Had her colleague seen something in her expression—a change of colour in her cheeks—that he held out his hand?
‘Come on, baby Bob is fine, and we’ve a full day tomorrow. I’ll walk you home.’
Kate considered arguing, making the excuse that she wanted to check the children on the next day’s operating list, but weariness was seeping through her bones and, dodging the hand he’d offered to guide her through the door, she led the way into the corridor.
Why did she intrigue him? And why so suddenly was he attracted, he who didn’t believe in instant attraction? Angus pondered this as they walked down the leafy street towards their houses. The summer sun was still hot, although it was late afternoon, and sweat prickled beneath his shirt, but that was nothing to the prickling in his skin when he saw this woman unexpectedly, or an image of her flicked across his inner eye.
‘Does it get much hotter?’ he asked, thinking an innocuous conversation about the weather would distract him from considering his reactions to his companion.
‘Much,’ she said cheerfully. ‘It’s only late November. Summer doesn’t officially begin until December, and February can be a real killer, but at least you’ve got a nice olive skin. You can go to the beach to cool off and not risk turning as red as a lobster and coming out in freckles the size of dinner plates.’
‘Dinner plates?’ he queried, smiling, but more, he feared, because she’d said he had nice skin than at her gross exaggeration.
‘Well, very freckly,’ she countered.
‘Ah, the great genetic inheritance you want to pass on to your children!’
She sighed and ran a hand through her tangled red curls.
‘I’m very healthy—surely that’s important,’ she pointed out.
It was a silly conversation but the children thing nagged at Angus. He could accept that it was natural for a woman to want children, but Kate’s desire seemed slightly out of kilter—more like determination than desire.
And he was obsessing about this, why?
Because he was attracted to her, of course!

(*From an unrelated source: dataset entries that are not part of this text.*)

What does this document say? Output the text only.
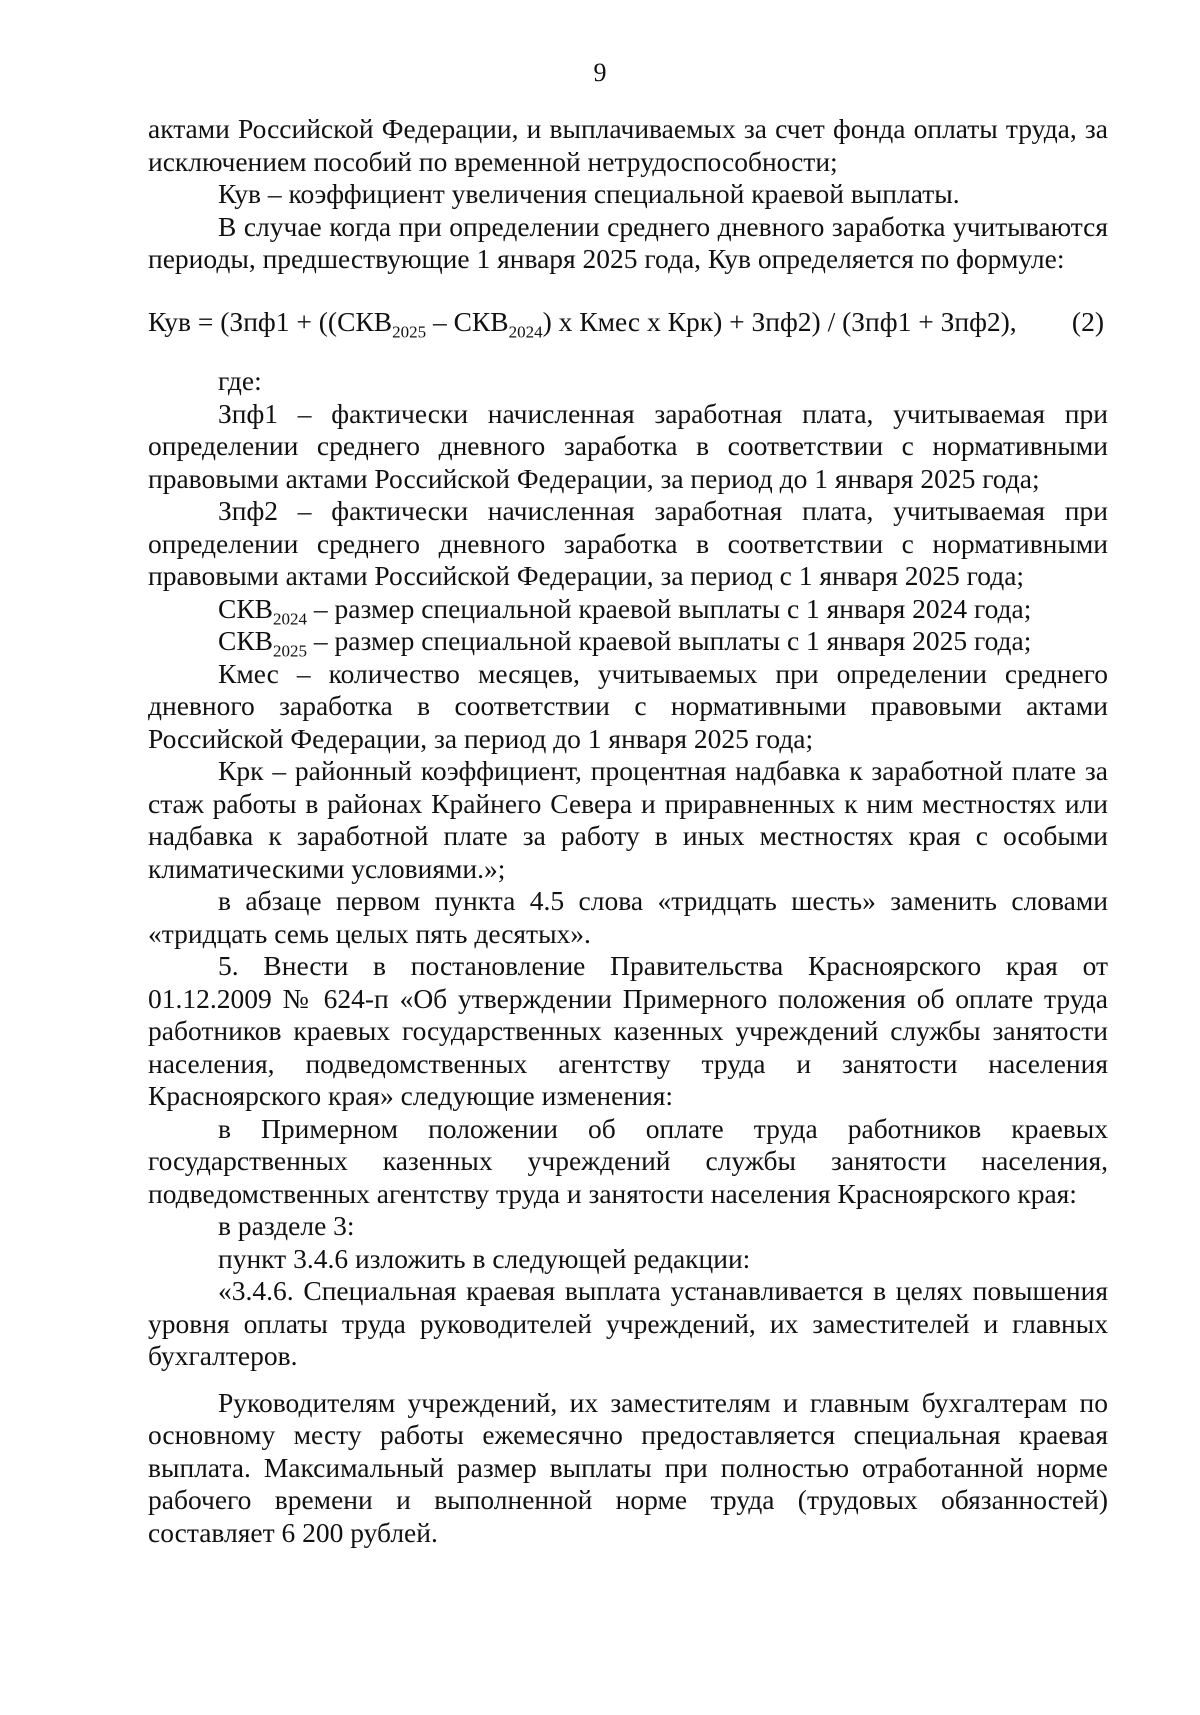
9

актами Российской Федерации, и выплачиваемых за счет фонда оплаты труда, за исключением пособий по временной нетрудоспособности;

Кув – коэффициент увеличения специальной краевой выплаты.

В случае когда при определении среднего дневного заработка учитываются периоды, предшествующие 1 января 2025 года, Кув определяется по формуле:

Кув = ($Зпф1 + ((СКВ_{2025} - СКВ_{2024})$ х Кмес х Крк) + Зпф2) / (Зпф1 + Зпф2), (2)

где:

Зпф1 – фактически начисленная заработная плата, учитываемая при определении среднего дневного заработка в соответствии с нормативными правовыми актами Российской Федерации, за период до 1 января 2025 года;

Зпф2 – фактически начисленная заработная плата, учитываемая при определении среднего дневного заработка в соответствии с нормативными правовыми актами Российской Федерации, за период с 1 января 2025 года;

$СКВ_{2024}$ – размер специальной краевой выплаты с 1 января 2024 года;

$СКВ_{2025}$ – размер специальной краевой выплаты с 1 января 2025 года;

Кмес – количество месяцев, учитываемых при определении среднего дневного заработка в соответствии с нормативными правовыми актами Российской Федерации, за период до 1 января 2025 года;

Крк – районный коэффициент, процентная надбавка к заработной плате за стаж работы в районах Крайнего Севера и приравненных к ним местностях или надбавка к заработной плате за работу в иных местностях края с особыми климатическими условиями.»;

в абзаце первом пункта 4.5 слова «тридцать шесть» заменить словами «тридцать семь целых пять десятых».

5. Внести в постановление Правительства Красноярского края от 01.12.2009 № 624-п «Об утверждении Примерного положения об оплате труда работников краевых государственных казенных учреждений службы занятости населения, подведомственных агентству труда и занятости населения Красноярского края» следующие изменения:

в Примерном положении об оплате труда работников краевых государственных казенных учреждений службы занятости населения, подведомственных агентству труда и занятости населения Красноярского края:

в разделе 3:

пункт 3.4.6 изложить в следующей редакции:

«3.4.6. Специальная краевая выплата устанавливается в целях повышения уровня оплаты труда руководителей учреждений, их заместителей и главных бухгалтеров.

Руководителям учреждений, их заместителям и главным бухгалтерам по основному месту работы ежемесячно предоставляется специальная краевая выплата. Максимальный размер выплаты при полностью отработанной норме рабочего времени и выполненной норме труда (трудовых обязанностей) составляет 6 200 рублей.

Stuff and nonsense, as his mother would say. It was jet lag, not attraction—attraction didn’t happen this fast.
‘Can Hamish swim? He’ll need to learn if he can’t. There are learn-to-swim classes for children in every suburb.’
Had Kate been talking the whole time he muddled over attraction or had she just come out with this totally unrelated question?
Either way, he’d better answer her.
‘Need to learn?’ he repeated.
Her easy strides hesitated and she looked towards him.
‘I think so! There are far too many drowning fatalities of small children in Australia each year. No matter what safety measures are put in place, and what warnings are issued, the statistics are appalling.’